Have you ever asked God this? I know I have, and I currently am. I'm dissatisfied with how He made me. He made me a sexual being, and I hate it. I am not the slimmest or trimmest girl and I hate it. I hate my curves and big hips. I think that my smile is ugly, my face is too fat, and I'm just plain ugly. I'm hideous.

This is what I think.

Have you ever taken a ceramics class? More specifically, have you ever thrown clay on a potter's wheel? I'm currently taking a class and I love it, but it has definitely been causing me to think about some things. This is one of them.

I was reading in Scripture and came upon Isaiah 45:9-10 "What sorrow awaits those who argue with their Creator. Does a clay pot argue with its maker? Does the clay dispute with the one who shapes it, saying, 'Stop, you're doing it wrong!' Does the pot exclaim, 'How clumsy can you be?' How terrible it would be if a newborn baby said to its father, 'Why was I born?' or if it said to its mother, 'Why did you make me this way?'"

I thought of this in the context of me being the potter, rather than the clay. When I am forming something on the wheel, if I think it's beautiful, I'm going to let it dry and eventually fire it in the kiln.
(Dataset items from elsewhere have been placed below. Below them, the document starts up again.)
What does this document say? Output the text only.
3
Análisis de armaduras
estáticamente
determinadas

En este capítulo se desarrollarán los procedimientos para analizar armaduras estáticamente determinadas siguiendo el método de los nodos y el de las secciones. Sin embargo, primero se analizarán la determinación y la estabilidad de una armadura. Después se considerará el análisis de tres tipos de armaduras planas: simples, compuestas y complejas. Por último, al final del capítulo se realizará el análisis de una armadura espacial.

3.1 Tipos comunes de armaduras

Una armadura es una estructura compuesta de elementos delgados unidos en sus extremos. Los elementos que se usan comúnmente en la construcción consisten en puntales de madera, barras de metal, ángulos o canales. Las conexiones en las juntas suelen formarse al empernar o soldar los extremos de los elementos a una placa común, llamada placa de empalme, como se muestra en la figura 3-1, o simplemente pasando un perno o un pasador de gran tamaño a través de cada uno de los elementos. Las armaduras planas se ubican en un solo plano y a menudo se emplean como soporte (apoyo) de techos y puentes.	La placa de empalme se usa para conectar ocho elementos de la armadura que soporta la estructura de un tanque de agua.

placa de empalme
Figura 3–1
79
It doesn't matter to me whether or not others think it's beautiful. I created it and I think it's beautiful. If I didn't think it was beautiful, I would destroy it and start over.

When God was done making me, He looked at me and said that I was "good". Why can't I see that? If I wouldn't have been beautiful, He would have destroyed me and made something else. But He loved what He had created and in that moment decided to put me in the kiln. He saw what He had created and said it was beautiful.
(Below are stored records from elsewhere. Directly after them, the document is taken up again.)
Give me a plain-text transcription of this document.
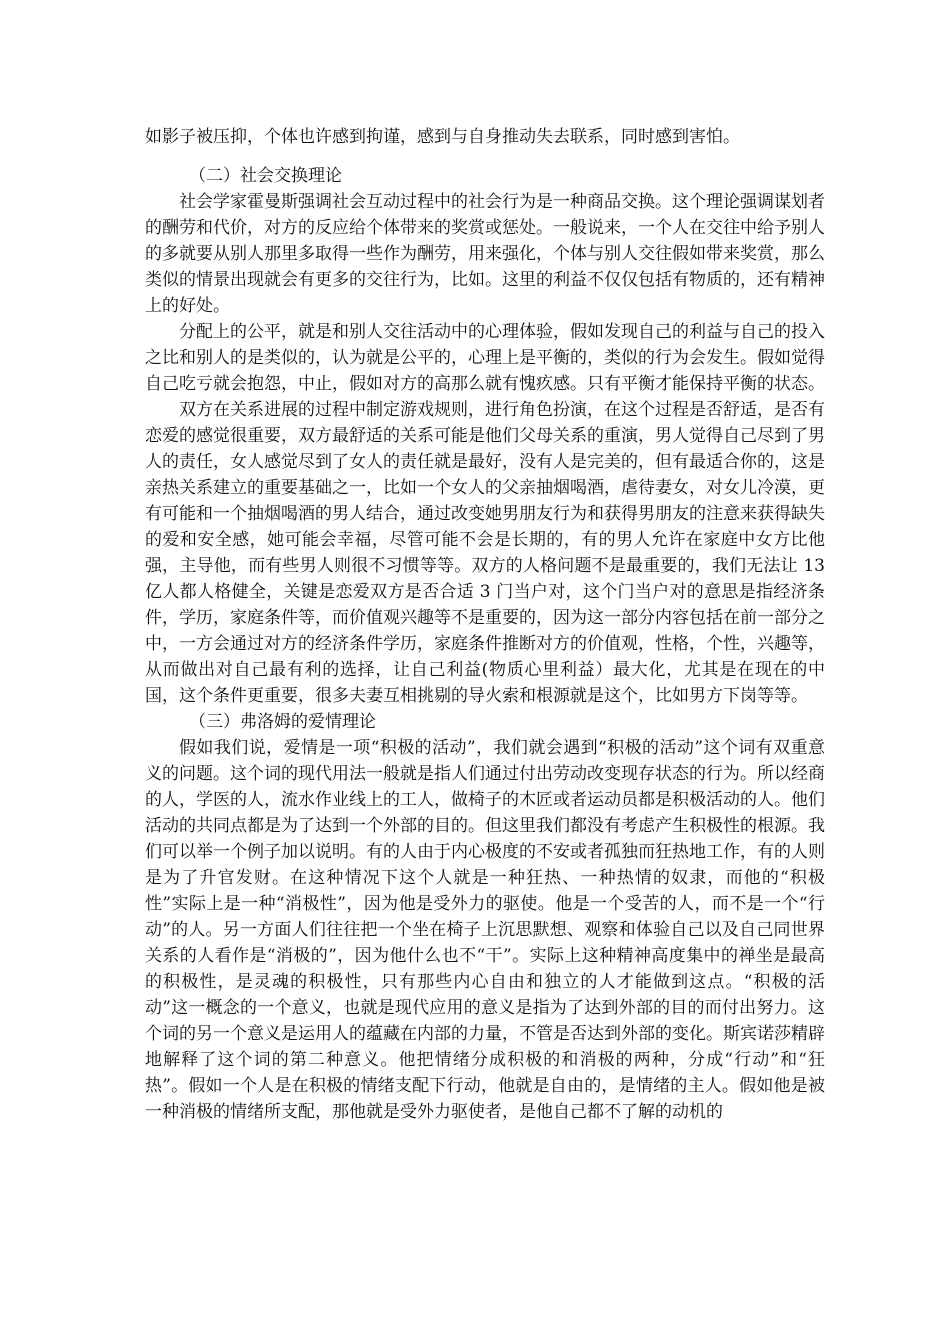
如影子被压抑，个体也许感到拘谨，感到与自身推动失去联系，同时感到害怕。

（二）社会交换理论

社会学家霍曼斯强调社会互动过程中的社会行为是一种商品交换。这个理论强调谋划者的酬劳和代价，对方的反应给个体带来的奖赏或惩处。一般说来，一个人在交往中给予别人的多就要从别人那里多取得一些作为酬劳，用来强化，个体与别人交往假如带来奖赏，那么类似的情景出现就会有更多的交往行为，比如。这里的利益不仅仅包括有物质的，还有精神上的好处。

分配上的公平，就是和别人交往活动中的心理体验，假如发现自己的利益与自己的投入之比和别人的是类似的，认为就是公平的，心理上是平衡的，类似的行为会发生。假如觉得自己吃亏就会抱怨，中止，假如对方的高那么就有愧疚感。只有平衡才能保持平衡的状态。

双方在关系进展的过程中制定游戏规则，进行角色扮演，在这个过程是否舒适，是否有恋爱的感觉很重要，双方最舒适的关系可能是他们父母关系的重演，男人觉得自己尽到了男人的责任，女人感觉尽到了女人的责任就是最好，没有人是完美的，但有最适合你的，这是亲热关系建立的重要基础之一，比如一个女人的父亲抽烟喝酒，虐待妻女，对女儿冷漠，更有可能和一个抽烟喝酒的男人结合，通过改变她男朋友行为和获得男朋友的注意来获得缺失的爱和安全感，她可能会幸福，尽管可能不会是长期的，有的男人允许在家庭中女方比他强，主导他，而有些男人则很不习惯等等。双方的人格问题不是最重要的，我们无法让 13 亿人都人格健全，关键是恋爱双方是否合适 3 门当户对，这个门当户对的意思是指经济条件，学历，家庭条件等，而价值观兴趣等不是重要的，因为这一部分内容包括在前一部分之中，一方会通过对方的经济条件学历，家庭条件推断对方的价值观，性格，个性，兴趣等，从而做出对自己最有利的选择，让自己利益(物质心里利益）最大化，尤其是在现在的中国，这个条件更重要，很多夫妻互相挑剔的导火索和根源就是这个，比如男方下岗等等。

（三）弗洛姆的爱情理论

假如我们说，爱情是一项“积极的活动”，我们就会遇到“积极的活动”这个词有双重意义的问题。这个词的现代用法一般就是指人们通过付出劳动改变现存状态的行为。所以经商的人，学医的人，流水作业线上的工人，做椅子的木匠或者运动员都是积极活动的人。他们活动的共同点都是为了达到一个外部的目的。但这里我们都没有考虑产生积极性的根源。我们可以举一个例子加以说明。有的人由于内心极度的不安或者孤独而狂热地工作，有的人则是为了升官发财。在这种情况下这个人就是一种狂热、一种热情的奴隶，而他的“积极性”实际上是一种“消极性”，因为他是受外力的驱使。他是一个受苦的人，而不是一个“行动”的人。另一方面人们往往把一个坐在椅子上沉思默想、观察和体验自己以及自己同世界关系的人看作是“消极的”，因为他什么也不“干”。实际上这种精神高度集中的禅坐是最高的积极性，是灵魂的积极性，只有那些内心自由和独立的人才能做到这点。“积极的活动”这一概念的一个意义，也就是现代应用的意义是指为了达到外部的目的而付出努力。这个词的另一个意义是运用人的蕴藏在内部的力量，不管是否达到外部的变化。斯宾诺莎精辟地解释了这个词的第二种意义。他把情绪分成积极的和消极的两种，分成“行动”和“狂热”。假如一个人是在积极的情绪支配下行动，他就是自由的，是情绪的主人。假如他是被一种消极的情绪所支配，那他就是受外力驱使者，是他自己都不了解的动机的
So, why can't I accept that I am beautiful? I know I'm hurting Him by rejecting myself, but I just don't see the beauty. I see all of the imperfections. What if the clay said, "I don't understand why You made me this way, or what purpose I'll serve looking like this, but I trust you."?

Unfortunately, in our world, we get marred by words and events that happen to us. I've definitely been marred by both. So what happens? What is the object made to do when it has been marred by the things of this world? Is there any way to fix the cracks, dents, and chips? How does the potter fix it?

Or does He let those cracks, dents, and chips add to the beauty and uniqueness of the object made?